Giocando di sponda con le ultime acquisizioni sul conto di d’Errico – che in passato è stato a lungo ingiustamente declassato al rango di uno sprovveduto amatore di provincia ma che, invece, si è poi rivelato tra gli spiriti più fini del collezionismo meridionale post-unitario –, l’evento espositivo intende focalizzare l’attenzione su uno dei filoni più controversi e al contempo attraenti della cultura figurativa napoletana del Sei-Settecento, ben rappresentato nelle opere della sua raccolta e in stretto dialogo con alcuni dipinti della collezione della Fondazione De Vito.
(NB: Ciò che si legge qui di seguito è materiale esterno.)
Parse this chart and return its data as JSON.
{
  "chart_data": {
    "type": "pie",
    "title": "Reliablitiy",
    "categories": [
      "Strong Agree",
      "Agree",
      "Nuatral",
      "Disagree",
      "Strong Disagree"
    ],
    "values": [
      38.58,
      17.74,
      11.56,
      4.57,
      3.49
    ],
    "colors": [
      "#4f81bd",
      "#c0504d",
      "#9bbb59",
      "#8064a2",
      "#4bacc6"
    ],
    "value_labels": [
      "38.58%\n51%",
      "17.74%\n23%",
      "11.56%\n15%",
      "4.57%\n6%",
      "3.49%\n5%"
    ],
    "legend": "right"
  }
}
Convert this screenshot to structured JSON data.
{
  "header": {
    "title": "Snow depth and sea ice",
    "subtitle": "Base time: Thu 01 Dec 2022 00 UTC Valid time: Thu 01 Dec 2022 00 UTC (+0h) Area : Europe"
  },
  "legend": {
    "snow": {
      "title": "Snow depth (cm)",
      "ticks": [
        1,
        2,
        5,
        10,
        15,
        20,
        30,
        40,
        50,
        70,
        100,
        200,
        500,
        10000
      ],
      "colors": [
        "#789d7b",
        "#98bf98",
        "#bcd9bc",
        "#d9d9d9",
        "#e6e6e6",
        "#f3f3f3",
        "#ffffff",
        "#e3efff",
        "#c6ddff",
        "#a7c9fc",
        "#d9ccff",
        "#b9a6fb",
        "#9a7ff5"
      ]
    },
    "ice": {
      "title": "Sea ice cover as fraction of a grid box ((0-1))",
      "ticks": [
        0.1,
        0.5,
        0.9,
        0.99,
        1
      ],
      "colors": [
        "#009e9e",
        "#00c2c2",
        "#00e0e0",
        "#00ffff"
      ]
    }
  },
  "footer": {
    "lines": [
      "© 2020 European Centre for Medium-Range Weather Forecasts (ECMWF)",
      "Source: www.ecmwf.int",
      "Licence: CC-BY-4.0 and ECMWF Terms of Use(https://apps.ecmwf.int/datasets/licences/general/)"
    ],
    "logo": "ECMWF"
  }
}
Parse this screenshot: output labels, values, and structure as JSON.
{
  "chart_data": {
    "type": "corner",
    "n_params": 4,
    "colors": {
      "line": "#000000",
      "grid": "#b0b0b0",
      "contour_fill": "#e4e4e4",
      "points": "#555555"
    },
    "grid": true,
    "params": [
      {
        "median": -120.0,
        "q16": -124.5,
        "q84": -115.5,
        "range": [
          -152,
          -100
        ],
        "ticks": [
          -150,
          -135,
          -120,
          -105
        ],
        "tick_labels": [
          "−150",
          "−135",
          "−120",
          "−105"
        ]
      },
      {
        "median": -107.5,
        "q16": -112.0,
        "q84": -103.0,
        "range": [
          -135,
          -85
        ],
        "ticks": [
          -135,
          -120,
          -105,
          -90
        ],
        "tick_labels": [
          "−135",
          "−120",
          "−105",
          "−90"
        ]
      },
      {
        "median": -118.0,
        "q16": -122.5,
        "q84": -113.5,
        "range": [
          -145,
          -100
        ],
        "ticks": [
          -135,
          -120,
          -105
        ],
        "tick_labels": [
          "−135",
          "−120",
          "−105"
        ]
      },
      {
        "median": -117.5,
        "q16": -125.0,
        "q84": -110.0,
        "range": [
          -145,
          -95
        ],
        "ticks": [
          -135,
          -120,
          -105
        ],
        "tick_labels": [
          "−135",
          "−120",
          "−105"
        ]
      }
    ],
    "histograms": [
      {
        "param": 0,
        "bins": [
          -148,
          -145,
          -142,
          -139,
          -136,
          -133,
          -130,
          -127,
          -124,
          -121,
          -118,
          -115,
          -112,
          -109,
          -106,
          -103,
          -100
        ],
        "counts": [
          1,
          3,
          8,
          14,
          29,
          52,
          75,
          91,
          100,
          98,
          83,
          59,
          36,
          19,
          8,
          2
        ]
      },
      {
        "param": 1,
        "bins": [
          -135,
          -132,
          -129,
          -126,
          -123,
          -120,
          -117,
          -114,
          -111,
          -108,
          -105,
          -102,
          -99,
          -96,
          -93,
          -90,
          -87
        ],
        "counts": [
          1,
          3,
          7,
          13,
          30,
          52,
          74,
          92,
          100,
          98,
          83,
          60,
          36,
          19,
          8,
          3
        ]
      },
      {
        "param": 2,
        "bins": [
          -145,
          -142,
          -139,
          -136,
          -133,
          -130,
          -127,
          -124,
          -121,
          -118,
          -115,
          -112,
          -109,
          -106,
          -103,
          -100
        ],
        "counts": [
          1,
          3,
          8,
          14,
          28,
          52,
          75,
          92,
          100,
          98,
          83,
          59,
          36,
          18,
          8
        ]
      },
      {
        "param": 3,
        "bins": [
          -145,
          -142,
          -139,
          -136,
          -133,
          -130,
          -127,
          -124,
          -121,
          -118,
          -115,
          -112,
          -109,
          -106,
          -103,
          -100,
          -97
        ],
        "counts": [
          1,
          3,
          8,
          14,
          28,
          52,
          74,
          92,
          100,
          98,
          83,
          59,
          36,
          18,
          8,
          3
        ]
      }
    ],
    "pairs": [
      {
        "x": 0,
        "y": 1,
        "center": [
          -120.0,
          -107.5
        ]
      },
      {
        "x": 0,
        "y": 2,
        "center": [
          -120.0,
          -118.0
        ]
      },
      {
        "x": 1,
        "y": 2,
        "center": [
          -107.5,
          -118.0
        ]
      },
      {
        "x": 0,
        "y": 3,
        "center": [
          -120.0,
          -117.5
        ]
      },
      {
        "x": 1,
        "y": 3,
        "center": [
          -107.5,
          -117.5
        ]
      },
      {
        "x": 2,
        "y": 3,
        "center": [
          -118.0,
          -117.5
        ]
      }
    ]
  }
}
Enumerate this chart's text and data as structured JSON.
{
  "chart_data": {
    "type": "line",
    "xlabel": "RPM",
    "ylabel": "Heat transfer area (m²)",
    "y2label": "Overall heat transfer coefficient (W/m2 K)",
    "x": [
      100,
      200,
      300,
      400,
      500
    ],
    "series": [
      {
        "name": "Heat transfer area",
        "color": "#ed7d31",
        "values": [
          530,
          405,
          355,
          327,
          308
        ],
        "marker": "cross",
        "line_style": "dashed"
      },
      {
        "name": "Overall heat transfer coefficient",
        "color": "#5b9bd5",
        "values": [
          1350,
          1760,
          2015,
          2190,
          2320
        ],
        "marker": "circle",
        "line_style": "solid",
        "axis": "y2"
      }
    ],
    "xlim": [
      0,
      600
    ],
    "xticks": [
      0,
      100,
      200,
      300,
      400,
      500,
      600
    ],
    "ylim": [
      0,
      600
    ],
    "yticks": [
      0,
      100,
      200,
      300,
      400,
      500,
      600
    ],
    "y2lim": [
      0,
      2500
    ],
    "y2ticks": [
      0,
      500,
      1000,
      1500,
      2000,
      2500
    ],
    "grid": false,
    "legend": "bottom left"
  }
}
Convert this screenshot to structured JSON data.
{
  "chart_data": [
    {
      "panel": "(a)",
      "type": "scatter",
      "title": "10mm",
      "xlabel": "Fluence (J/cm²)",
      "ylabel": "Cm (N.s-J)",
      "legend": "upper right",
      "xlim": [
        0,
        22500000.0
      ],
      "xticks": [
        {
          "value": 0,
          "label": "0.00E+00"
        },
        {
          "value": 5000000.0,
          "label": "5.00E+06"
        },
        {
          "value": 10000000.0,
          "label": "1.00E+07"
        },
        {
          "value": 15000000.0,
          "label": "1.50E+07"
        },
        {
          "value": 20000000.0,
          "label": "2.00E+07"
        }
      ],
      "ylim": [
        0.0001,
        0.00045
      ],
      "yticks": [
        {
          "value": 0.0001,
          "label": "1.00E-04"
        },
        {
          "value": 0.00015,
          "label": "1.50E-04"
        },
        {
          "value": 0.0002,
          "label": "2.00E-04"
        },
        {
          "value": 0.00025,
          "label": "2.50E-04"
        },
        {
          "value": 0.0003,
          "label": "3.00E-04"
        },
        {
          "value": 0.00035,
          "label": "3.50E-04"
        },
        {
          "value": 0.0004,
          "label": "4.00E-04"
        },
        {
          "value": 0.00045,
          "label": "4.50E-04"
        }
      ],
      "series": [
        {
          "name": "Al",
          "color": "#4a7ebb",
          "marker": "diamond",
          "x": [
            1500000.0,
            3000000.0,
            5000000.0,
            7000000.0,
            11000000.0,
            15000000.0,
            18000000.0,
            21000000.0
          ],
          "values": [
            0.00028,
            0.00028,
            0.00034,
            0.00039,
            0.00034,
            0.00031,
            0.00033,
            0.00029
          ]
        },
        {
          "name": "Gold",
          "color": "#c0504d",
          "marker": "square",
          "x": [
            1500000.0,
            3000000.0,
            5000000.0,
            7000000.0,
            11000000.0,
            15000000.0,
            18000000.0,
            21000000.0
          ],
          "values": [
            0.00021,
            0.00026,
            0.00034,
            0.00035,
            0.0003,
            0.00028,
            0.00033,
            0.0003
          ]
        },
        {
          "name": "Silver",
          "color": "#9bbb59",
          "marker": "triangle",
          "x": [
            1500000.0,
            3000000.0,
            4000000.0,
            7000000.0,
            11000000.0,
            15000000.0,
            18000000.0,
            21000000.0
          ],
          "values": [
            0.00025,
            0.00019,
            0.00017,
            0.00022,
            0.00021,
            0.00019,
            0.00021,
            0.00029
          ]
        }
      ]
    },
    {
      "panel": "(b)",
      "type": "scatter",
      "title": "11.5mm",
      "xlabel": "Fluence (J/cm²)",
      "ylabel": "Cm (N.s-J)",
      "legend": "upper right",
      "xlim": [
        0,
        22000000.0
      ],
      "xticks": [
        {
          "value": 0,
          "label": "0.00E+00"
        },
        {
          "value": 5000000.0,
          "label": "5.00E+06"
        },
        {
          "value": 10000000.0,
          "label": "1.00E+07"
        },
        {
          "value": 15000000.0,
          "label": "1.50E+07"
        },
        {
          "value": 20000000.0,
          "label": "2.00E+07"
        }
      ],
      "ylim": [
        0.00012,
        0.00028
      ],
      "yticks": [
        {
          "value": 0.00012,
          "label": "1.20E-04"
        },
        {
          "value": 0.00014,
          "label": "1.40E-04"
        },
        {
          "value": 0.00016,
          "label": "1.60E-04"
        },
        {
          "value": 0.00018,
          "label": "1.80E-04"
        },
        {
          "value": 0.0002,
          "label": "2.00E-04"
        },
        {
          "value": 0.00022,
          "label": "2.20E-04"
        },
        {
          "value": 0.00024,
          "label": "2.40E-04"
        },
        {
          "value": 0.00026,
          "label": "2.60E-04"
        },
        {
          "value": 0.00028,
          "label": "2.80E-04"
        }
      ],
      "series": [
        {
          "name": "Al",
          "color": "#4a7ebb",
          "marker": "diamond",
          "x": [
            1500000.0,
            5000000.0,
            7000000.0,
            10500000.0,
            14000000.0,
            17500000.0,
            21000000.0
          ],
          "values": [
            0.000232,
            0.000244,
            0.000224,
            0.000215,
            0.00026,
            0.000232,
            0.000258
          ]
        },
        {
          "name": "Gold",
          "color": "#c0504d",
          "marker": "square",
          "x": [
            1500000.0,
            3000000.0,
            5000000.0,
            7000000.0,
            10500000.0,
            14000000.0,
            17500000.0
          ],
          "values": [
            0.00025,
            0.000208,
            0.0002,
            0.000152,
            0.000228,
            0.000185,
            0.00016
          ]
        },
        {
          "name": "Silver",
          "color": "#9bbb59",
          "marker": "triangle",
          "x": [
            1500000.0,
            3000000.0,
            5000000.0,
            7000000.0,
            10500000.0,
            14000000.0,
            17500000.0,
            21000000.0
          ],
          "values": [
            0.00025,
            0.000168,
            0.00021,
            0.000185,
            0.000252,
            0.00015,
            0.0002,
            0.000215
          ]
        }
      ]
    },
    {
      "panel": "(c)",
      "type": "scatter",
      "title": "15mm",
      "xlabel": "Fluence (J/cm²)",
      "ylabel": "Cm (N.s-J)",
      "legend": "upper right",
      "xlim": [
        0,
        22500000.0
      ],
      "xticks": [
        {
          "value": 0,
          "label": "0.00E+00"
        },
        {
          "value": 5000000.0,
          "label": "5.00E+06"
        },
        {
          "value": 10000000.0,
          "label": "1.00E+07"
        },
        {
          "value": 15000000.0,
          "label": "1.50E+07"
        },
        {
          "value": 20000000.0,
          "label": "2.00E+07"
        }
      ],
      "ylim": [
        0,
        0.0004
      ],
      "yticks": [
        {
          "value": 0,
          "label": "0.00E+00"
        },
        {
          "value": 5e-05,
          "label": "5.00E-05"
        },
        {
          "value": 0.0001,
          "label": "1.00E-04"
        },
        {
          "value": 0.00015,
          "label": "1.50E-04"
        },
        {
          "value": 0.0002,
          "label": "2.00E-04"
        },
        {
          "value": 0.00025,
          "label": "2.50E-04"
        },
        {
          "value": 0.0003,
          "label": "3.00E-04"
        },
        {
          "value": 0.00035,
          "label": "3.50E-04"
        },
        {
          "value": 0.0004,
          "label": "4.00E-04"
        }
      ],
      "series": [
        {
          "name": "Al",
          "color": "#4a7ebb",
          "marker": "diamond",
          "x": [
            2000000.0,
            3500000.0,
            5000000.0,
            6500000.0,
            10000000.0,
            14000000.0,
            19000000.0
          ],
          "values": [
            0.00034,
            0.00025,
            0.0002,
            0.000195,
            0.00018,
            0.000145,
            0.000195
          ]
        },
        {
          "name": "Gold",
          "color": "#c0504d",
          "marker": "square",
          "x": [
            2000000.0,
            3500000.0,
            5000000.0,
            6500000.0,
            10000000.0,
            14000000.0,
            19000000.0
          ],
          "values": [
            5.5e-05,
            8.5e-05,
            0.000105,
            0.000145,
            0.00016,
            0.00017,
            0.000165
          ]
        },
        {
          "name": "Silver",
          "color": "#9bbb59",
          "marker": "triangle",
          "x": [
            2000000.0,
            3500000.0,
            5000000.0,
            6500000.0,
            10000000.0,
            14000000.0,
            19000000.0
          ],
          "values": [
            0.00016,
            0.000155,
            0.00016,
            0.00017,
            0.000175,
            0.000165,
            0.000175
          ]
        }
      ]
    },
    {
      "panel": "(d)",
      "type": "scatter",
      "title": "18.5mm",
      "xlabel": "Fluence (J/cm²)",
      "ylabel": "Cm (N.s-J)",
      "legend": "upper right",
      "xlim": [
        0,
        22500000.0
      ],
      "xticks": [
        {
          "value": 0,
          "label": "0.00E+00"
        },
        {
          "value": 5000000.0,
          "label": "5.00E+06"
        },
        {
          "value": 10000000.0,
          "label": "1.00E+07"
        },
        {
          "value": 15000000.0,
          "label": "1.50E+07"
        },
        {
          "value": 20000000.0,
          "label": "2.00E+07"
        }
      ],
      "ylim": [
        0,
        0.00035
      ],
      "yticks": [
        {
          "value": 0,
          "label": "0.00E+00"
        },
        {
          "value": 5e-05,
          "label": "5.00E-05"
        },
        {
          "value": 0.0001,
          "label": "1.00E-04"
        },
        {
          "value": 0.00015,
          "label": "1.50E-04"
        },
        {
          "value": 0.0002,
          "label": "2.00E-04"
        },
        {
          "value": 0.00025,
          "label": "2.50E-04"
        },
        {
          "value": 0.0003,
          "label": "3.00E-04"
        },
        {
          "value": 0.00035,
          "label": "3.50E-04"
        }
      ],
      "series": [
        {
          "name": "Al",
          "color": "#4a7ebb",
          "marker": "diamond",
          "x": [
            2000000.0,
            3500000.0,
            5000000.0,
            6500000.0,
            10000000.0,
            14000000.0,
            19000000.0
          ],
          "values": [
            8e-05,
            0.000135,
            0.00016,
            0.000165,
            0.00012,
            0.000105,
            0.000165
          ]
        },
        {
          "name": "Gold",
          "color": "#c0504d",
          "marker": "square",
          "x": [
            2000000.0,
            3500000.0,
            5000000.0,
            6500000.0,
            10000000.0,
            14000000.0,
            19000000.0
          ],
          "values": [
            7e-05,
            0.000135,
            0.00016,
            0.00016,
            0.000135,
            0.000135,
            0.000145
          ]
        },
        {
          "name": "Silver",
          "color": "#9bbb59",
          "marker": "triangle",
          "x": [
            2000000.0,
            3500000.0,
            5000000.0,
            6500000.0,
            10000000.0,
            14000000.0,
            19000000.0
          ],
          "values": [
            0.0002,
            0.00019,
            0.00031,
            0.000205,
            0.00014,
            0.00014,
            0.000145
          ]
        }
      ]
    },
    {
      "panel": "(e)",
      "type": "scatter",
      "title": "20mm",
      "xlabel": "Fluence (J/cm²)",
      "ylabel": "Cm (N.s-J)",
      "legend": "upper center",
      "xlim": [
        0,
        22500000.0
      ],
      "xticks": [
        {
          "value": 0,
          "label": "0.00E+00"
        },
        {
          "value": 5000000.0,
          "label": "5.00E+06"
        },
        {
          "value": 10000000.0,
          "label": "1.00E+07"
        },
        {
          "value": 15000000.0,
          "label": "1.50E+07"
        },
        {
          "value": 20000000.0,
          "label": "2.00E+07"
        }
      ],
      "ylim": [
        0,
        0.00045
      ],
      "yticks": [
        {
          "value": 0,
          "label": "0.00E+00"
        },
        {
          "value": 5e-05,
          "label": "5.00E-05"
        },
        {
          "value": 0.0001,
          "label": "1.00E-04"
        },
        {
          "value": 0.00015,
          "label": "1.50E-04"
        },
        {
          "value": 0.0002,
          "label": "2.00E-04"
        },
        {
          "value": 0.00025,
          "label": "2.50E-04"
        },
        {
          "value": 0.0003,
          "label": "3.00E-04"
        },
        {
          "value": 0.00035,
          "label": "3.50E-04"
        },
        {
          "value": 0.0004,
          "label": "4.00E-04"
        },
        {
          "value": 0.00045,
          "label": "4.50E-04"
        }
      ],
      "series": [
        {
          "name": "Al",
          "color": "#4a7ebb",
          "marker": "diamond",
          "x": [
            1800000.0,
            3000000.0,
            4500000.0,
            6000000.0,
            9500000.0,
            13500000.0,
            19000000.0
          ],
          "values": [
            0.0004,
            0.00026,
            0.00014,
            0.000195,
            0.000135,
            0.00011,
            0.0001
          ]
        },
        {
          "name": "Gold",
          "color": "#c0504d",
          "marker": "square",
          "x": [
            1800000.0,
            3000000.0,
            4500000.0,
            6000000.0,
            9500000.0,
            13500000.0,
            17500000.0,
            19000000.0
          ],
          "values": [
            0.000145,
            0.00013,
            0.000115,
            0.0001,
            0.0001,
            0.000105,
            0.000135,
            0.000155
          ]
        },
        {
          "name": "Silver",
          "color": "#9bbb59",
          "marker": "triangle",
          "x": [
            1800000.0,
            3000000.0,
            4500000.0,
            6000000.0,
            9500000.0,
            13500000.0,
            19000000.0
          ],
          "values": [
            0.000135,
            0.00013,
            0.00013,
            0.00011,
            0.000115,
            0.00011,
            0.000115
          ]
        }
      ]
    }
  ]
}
Un genere, quello della pittura eccentrica e del dissenso, che come è noto non disdegnò soggetti macabri e toni narrativi inquietanti, temi fantastici o legati alla letteratura e al teatro, che accomunò i percorsi di spiriti irrequieti come Salvator Rosa (1615-1673), Micco Spadaro (1609-1675), Giovan Battista Spinelli (1613-1658) e Giacomo Del Po (1654-1726) e che vede spesso una profonda sintonia delle opere anche sul piano propriamente formale, in quelle che già Bernardo De Dominici (1683-1759) definiva “composizioni con figurine picciole e toccate mirabilmente con belle tinte”.

Domenico Gargiulo detto Micco Spadaro (Napoli 1609/10 – 1675) Corteo di Bacco

Dopo aver sedotto i contemporanei, tale filone ha d’altronde continuato sino ai nostri giorni a fare breccia nella sensibilità e nel gusto dei collezionisti. Omaggiando, nel titolo, un brano ormai celebre della biografia dedicata a Rosa da Bernardo De Dominici (1683-1759), la rassegna intende radunare in tutto una decina di tele, affiancando opere che ormai hanno alle spalle una lunga vicenda critica, come il Paesaggio di Rosa, i due Baccanali e la Circe di Del Po, o i tre capolavori di Spadaro, a pezzi decisamente meno noti come il Carro del battaglino di Andrea Vaccaro o la conturbante Madonna con bambino di Spinelli. Da segnalare che tutti i dipinti della collezione della Fondazione De Vito vengono qui presentati al pubblico per la prima volta. Il catalogo della mostra (152 pp.) è pubblicato da Editoriale Artemide.